Os voluntários que tinham apresentado maior atividade no lado direito do córtex pré-frontal enquanto descreviam o momento infeliz tiveram uma baixa resposta imunológica após tomarem uma vacina contra gripe. De modo inverso, aqueles que tiveram uma atividade excepcional enquanto se lembravam de momentos felizes apresentaram altos níveis de anticorpos.
O pesquisador não conseguiu explicar fisiologicamente de que modo a atitude positiva impulsionou a atividade do sistema imune, mas obteve uma pista: os indivíduos que tiveram maior atividade no lado esquerdo do córtex pré-frontal apresentaram também baixos níveis de cortisol, um dos principais hormônios liberados em situações de estresse e que inibem o sistema imunológico.
O mantra da fé
Apesar de as informações parecerem promissoras, os pesquisadores alertam para o risco de tais estudos levarem as pessoas que tendem ao pessimismo a crer que tudo está perdido.
No caso de pacientes com câncer, a psicóloga Margaret Kemeny, da Universidade da Califórnia, é enfática: "Não acredite em tudo o que você lê sobre atitudes positivas e sua relação com o câncer. É uma doença difícil e culpar-se por isso só vai piorar. Tente reconhecer e aceitar seus sentimentos e trabalhar com eles em um caminho construtivo".
O alerta também vale para os que se consideram felizes. É uma armadilha comum imaginar que ser otimista, rezar ou fazer meditação são os atalhos necessários para uma boa saúde, afirma o médico Régis Cavini Ferreira, que se especializou em psiconeuroendocrinoimunologia. "O que provavelmente acontece é que, com essas práticas, o indivíduo consegue equilibrar o seu sistema hormonal e deixar seu corpo no ponto certo para responder a futuras situações de estresse, reduzindo as conseqüências negativas." É preciso lembrar, porém, que as doenças têm outras causas que precisam ser levadas em conta.

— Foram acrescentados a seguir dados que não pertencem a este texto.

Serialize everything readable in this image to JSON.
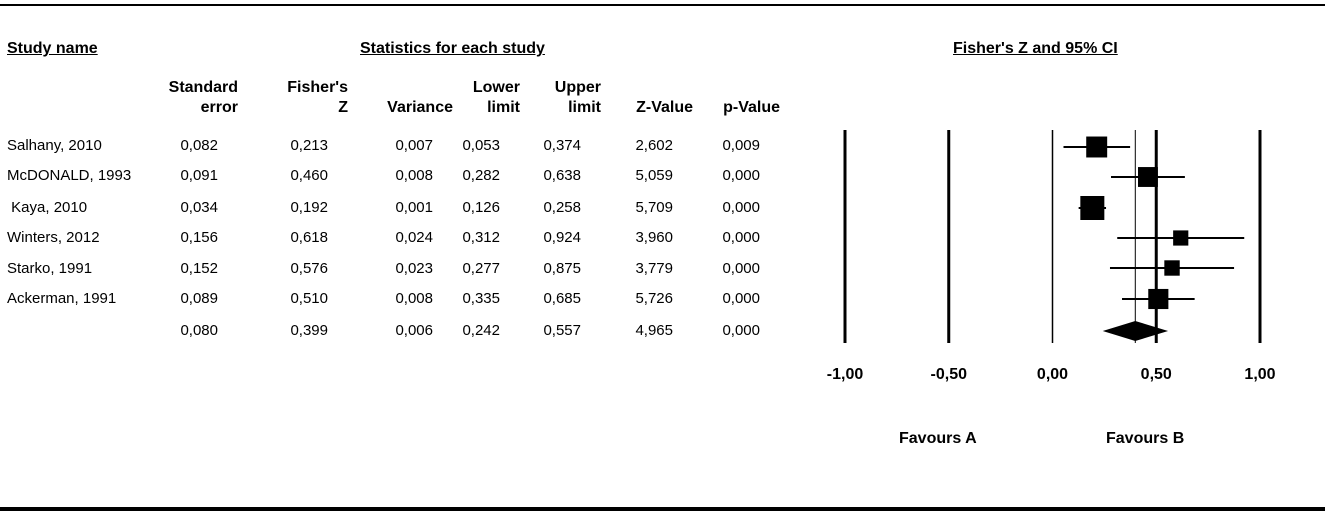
{
  "headers": {
    "study_name": "Study name",
    "statistics": "Statistics for each study",
    "plot": "Fisher's Z and 95% CI"
  },
  "columns": [
    {
      "line1": "Standard",
      "line2": "error"
    },
    {
      "line1": "Fisher's",
      "line2": "Z"
    },
    {
      "line1": "",
      "line2": "Variance"
    },
    {
      "line1": "Lower",
      "line2": "limit"
    },
    {
      "line1": "Upper",
      "line2": "limit"
    },
    {
      "line1": "",
      "line2": "Z-Value"
    },
    {
      "line1": "",
      "line2": "p-Value"
    }
  ],
  "rows": [
    {
      "study": "Salhany, 2010",
      "values": [
        "0,082",
        "0,213",
        "0,007",
        "0,053",
        "0,374",
        "2,602",
        "0,009"
      ]
    },
    {
      "study": "McDONALD, 1993",
      "values": [
        "0,091",
        "0,460",
        "0,008",
        "0,282",
        "0,638",
        "5,059",
        "0,000"
      ]
    },
    {
      "study": " Kaya, 2010",
      "values": [
        "0,034",
        "0,192",
        "0,001",
        "0,126",
        "0,258",
        "5,709",
        "0,000"
      ]
    },
    {
      "study": "Winters, 2012",
      "values": [
        "0,156",
        "0,618",
        "0,024",
        "0,312",
        "0,924",
        "3,960",
        "0,000"
      ]
    },
    {
      "study": "Starko, 1991",
      "values": [
        "0,152",
        "0,576",
        "0,023",
        "0,277",
        "0,875",
        "3,779",
        "0,000"
      ]
    },
    {
      "study": "Ackerman, 1991",
      "values": [
        "0,089",
        "0,510",
        "0,008",
        "0,335",
        "0,685",
        "5,726",
        "0,000"
      ]
    },
    {
      "study": "",
      "values": [
        "0,080",
        "0,399",
        "0,006",
        "0,242",
        "0,557",
        "4,965",
        "0,000"
      ]
    }
  ],
  "axis_ticks": [
    "-1,00",
    "-0,50",
    "0,00",
    "0,50",
    "1,00"
  ],
  "favours": {
    "left": "Favours A",
    "right": "Favours B"
  },
  "chart_data": {
    "type": "forest",
    "title": "Fisher's Z and 95% CI",
    "xlim": [
      -1.0,
      1.0
    ],
    "xticks": [
      -1.0,
      -0.5,
      0.0,
      0.5,
      1.0
    ],
    "studies": [
      {
        "name": "Salhany, 2010",
        "estimate": 0.213,
        "lower": 0.053,
        "upper": 0.374,
        "weight_se": 0.082
      },
      {
        "name": "McDONALD, 1993",
        "estimate": 0.46,
        "lower": 0.282,
        "upper": 0.638,
        "weight_se": 0.091
      },
      {
        "name": "Kaya, 2010",
        "estimate": 0.192,
        "lower": 0.126,
        "upper": 0.258,
        "weight_se": 0.034
      },
      {
        "name": "Winters, 2012",
        "estimate": 0.618,
        "lower": 0.312,
        "upper": 0.924,
        "weight_se": 0.156
      },
      {
        "name": "Starko, 1991",
        "estimate": 0.576,
        "lower": 0.277,
        "upper": 0.875,
        "weight_se": 0.152
      },
      {
        "name": "Ackerman, 1991",
        "estimate": 0.51,
        "lower": 0.335,
        "upper": 0.685,
        "weight_se": 0.089
      }
    ],
    "summary": {
      "estimate": 0.399,
      "lower": 0.242,
      "upper": 0.557
    },
    "reference_line": 0.399,
    "favours": [
      "Favours A",
      "Favours B"
    ]
  }
}
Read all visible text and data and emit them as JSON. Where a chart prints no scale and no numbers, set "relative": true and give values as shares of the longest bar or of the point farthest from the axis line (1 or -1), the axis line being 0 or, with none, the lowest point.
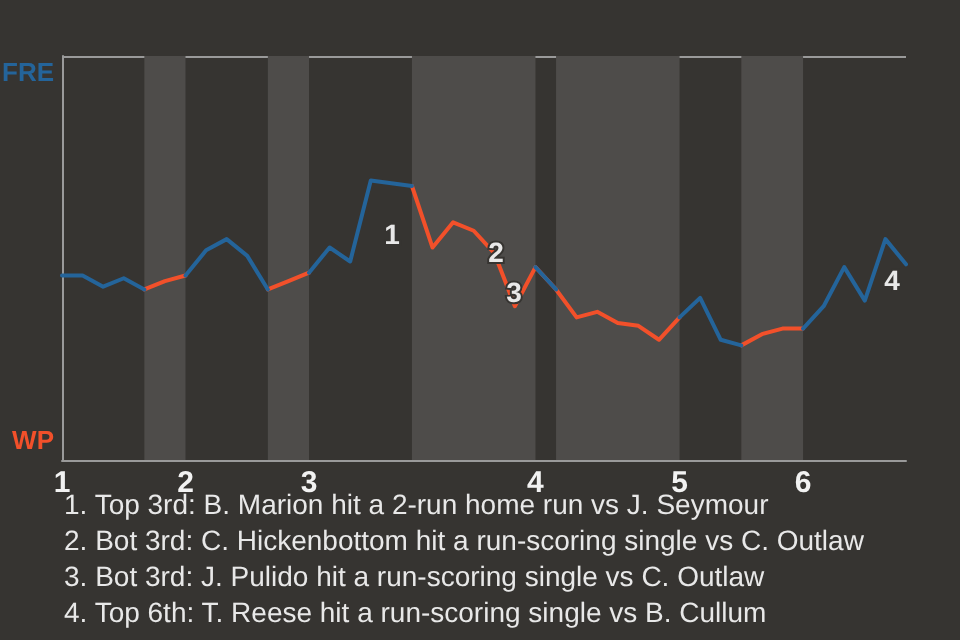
{
  "chart_data": {
    "type": "line",
    "relative": true,
    "categories": [
      "1",
      null,
      null,
      null,
      null,
      null,
      "2",
      null,
      null,
      null,
      null,
      null,
      "3",
      null,
      null,
      null,
      null,
      null,
      null,
      null,
      null,
      null,
      null,
      "4",
      null,
      null,
      null,
      null,
      null,
      null,
      "5",
      null,
      null,
      null,
      null,
      null,
      "6",
      null,
      null,
      null,
      null,
      null
    ],
    "series": [
      {
        "color": "#24649a",
        "values": [
          0.66,
          0.66,
          0.62,
          0.65,
          0.61,
          null,
          0.66,
          0.75,
          0.79,
          0.73,
          0.61,
          null,
          0.67,
          0.76,
          0.71,
          1,
          0.99,
          0.98,
          null,
          null,
          null,
          null,
          null,
          0.69,
          0.61,
          null,
          null,
          null,
          null,
          null,
          0.51,
          0.58,
          0.43,
          0.41,
          null,
          null,
          0.47,
          0.55,
          0.69,
          0.57,
          0.79,
          0.7
        ]
      },
      {
        "color": "#f2502a",
        "values": [
          null,
          null,
          null,
          null,
          0.61,
          0.64,
          0.66,
          null,
          null,
          null,
          0.61,
          0.64,
          0.67,
          null,
          null,
          null,
          null,
          0.98,
          0.76,
          0.85,
          0.82,
          0.74,
          0.55,
          0.69,
          0.61,
          0.51,
          0.53,
          0.49,
          0.48,
          0.43,
          0.51,
          null,
          null,
          0.41,
          0.45,
          0.47,
          0.47,
          null,
          null,
          null,
          null,
          null
        ]
      }
    ],
    "annotations": [
      "FRE",
      "WP",
      "1",
      "2",
      "3",
      "4",
      "1. Top 3rd: B. Marion hit a 2-run home run vs J. Seymour",
      "2. Bot 3rd: C. Hickenbottom hit a run-scoring single vs C. Outlaw",
      "3. Bot 3rd: J. Pulido hit a run-scoring single vs C. Outlaw",
      "4. Top 6th: T. Reese hit a run-scoring single vs B. Cullum"
    ],
    "marker": "none",
    "line_style": "solid"
  }
}
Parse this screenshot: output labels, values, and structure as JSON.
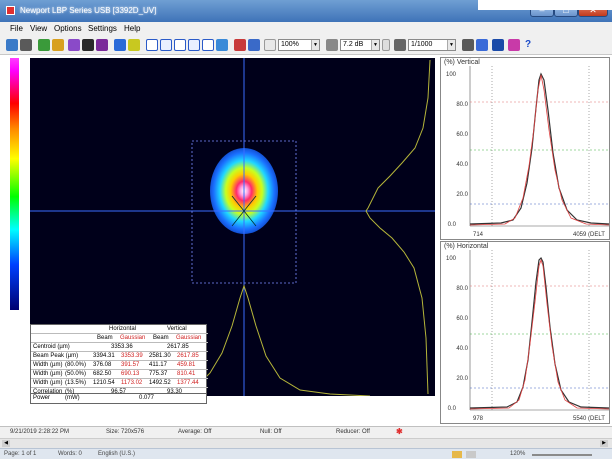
{
  "window": {
    "title": "Newport LBP Series USB  [3392D_UV]"
  },
  "menu": {
    "items": [
      "File",
      "View",
      "Options",
      "Settings",
      "Help"
    ]
  },
  "toolbar": {
    "zoom": "100%",
    "gain": "7.2 dB",
    "exposure": "1/1000",
    "help_label": "?"
  },
  "vertical_panel": {
    "title": "(%) Vertical",
    "y_ticks": [
      "100",
      "80.0",
      "60.0",
      "40.0",
      "20.0",
      "0.0"
    ],
    "x_start": "714",
    "x_end": "4059 (DELT"
  },
  "horizontal_panel": {
    "title": "(%) Horizontal",
    "y_ticks": [
      "100",
      "80.0",
      "60.0",
      "40.0",
      "20.0",
      "0.0"
    ],
    "x_start": "978",
    "x_end": "5540 (DELT"
  },
  "results_table": {
    "group_headers": [
      "Horizontal",
      "Vertical"
    ],
    "sub_headers": [
      "Beam",
      "Gaussian",
      "Beam",
      "Gaussian"
    ],
    "rows": [
      {
        "label": "Centroid  (µm)",
        "unit": "",
        "h_merged": "3353.36",
        "v_merged": "2617.85"
      },
      {
        "label": "Beam Peak (µm)",
        "unit": "",
        "h_beam": "3394.31",
        "h_gauss": "3353.39",
        "v_beam": "2581.30",
        "v_gauss": "2617.85"
      },
      {
        "label": "Width (µm)",
        "unit": "(80.0%)",
        "h_beam": "376.08",
        "h_gauss": "391.57",
        "v_beam": "411.17",
        "v_gauss": "459.81"
      },
      {
        "label": "Width (µm)",
        "unit": "(50.0%)",
        "h_beam": "682.50",
        "h_gauss": "690.13",
        "v_beam": "775.37",
        "v_gauss": "810.41"
      },
      {
        "label": "Width (µm)",
        "unit": "(13.5%)",
        "h_beam": "1210.54",
        "h_gauss": "1173.02",
        "v_beam": "1492.52",
        "v_gauss": "1377.44"
      },
      {
        "label": "Correlation",
        "unit": "(%)",
        "h_merged": "96.57",
        "v_merged": "93.30"
      },
      {
        "label": "Power",
        "unit": "(mW)",
        "h_merged": "0.077",
        "v_merged": ""
      }
    ]
  },
  "statusbar": {
    "datetime": "9/21/2019 2:28:22 PM",
    "size": "Size: 720x576",
    "average": "Average: Off",
    "null": "Null: Off",
    "reducer": "Reducer: Off"
  },
  "taskbar": {
    "page": "Page: 1 of 1",
    "words": "Words: 0",
    "language": "English (U.S.)",
    "zoom": "120%"
  },
  "colors": {
    "crosshair": "#3a6cff",
    "profile": "#b5b53a",
    "gaussian": "#e04040",
    "fit_lines": "#40b040"
  }
}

Benson, do Mind and Body Medical Institute, acredita que o organismo de toda pessoa seja munido de propriedades de cura que podem ser despertadas pelo relaxamento. "Funcionamos como um banquinho de três pernas: medicamentos, cirurgia e resposta de relaxamento."
O psicólogo americano vai além e, contrariando a idéia de que ciência e religião não combinam, propõe também a oração para quem não se interessa por métodos alternativos. "Para conseguir uma resposta de relaxamento levamos em conta a força da repetição. E a reza é uma maneira de obter isso." Ou seja, a oração é também uma forma de relaxamento.
Independentemente da religião ou da falta dela, o que os cientistas têm percebido é que as crenças --vistas aqui com o sentido de acreditar que algo de bom vá acontecer--, têm um efeito muito significativo na melhora da saúde. É o que ficou conhecido como efeito placebo, situação em que o paciente toma um remédio inócuo ou faz uma cirurgia de mentira acreditando que está sendo tratado de verdade e apresenta melhora.
Do mesmo modo, acreditar demais em algo negativo pode ser fatal. O psicólogo da Unifesp José Roberto Leite lembra as histórias de haitianos que, de tanto acreditarem que tinham sido vítimas de uma ação de vodu, morreram de causas não explicadas.
"A fé como forma de pensamento tem um poder de mobilização enorme, tanto para o bem como para o mal", defende o psicólogo Esdras Guerreiro Vasconcellos, do Instituto Paulista de Estresse e Psiconeuroimunologia. "O antropólogo franco-belga Claude Lévi-Strauss já falava há 50 anos que uma pessoa condenada socialmente pela sua tribo morre, sem que seja preciso fazer nada. Ele dizia que o sistema imunológico não resiste à condenação moral. É disso que estamos falando."